Blue Financial Services Ltd, the South African Microfinance Institution which lost its operating license in Rwanda, early this year, due to malpractice and misreporting of its operations has said it will submit information to the Central Bank concerning its clients who will fail to pay back their loans.
While the MFI is still in the process of liquidation, as demanded by the Central Bank, it says it will take action against its debtors.
In an interview with Business Times last week, Theo Van Rooyen the Roaming Country Manager of Blue Financial Services said that they are considering taking legal action against any defaulters.
“The Central Bank has said it’s important that our clients pay us.
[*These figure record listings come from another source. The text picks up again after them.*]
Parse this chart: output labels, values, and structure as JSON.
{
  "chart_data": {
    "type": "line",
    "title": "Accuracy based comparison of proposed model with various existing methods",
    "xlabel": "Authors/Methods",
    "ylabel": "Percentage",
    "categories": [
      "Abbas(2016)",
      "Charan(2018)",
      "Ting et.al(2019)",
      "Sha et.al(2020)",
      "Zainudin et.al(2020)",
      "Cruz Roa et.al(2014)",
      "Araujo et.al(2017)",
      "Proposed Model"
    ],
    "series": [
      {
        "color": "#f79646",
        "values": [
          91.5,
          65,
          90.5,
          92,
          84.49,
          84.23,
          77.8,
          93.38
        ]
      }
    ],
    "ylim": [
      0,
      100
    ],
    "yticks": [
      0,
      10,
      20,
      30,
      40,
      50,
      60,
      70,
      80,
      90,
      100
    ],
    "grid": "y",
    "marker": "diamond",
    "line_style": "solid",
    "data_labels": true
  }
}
All those people that do not pay including those from Blue Financial Services even if we are leaving will be on that credit list,” he said.
Though its operations have been halted, Blue says collections on outstanding loans will continue.
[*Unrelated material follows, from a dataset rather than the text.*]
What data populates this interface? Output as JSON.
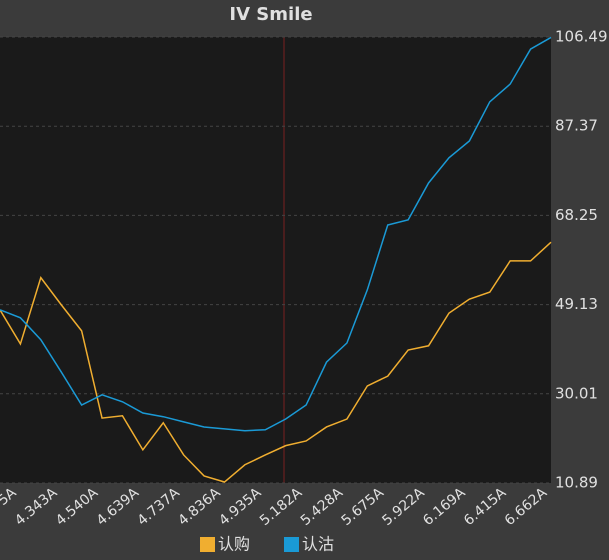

“It is important for our clients out there not to stop paying us because it will have repercussions. Any client that is not sure when they are paying us, they must contact us,” Van Rooyen said.
Blue Financial Services was offering a wide range of financial services including one to three months salary advances, three to 24 months personal loans and loans relating to home improvement, education and debt consolidation
With a client base of approximately 1600, the company says it is currently in the process of collecting outstanding loans worth Rwf490million.
To enhance access to credit, recently the Central Bank rolled out a comprehensive legal framework that regulates the establishment and operation of credit information system.
In addition the Central Bank licensed a private credit reference bureau, Credit Reference Bureau (CRB) Africa to offer credit reports on demand.
While credit information system will mainly serve banks, microfinance institutions and other credit institutions operating in Rwanda can access it too.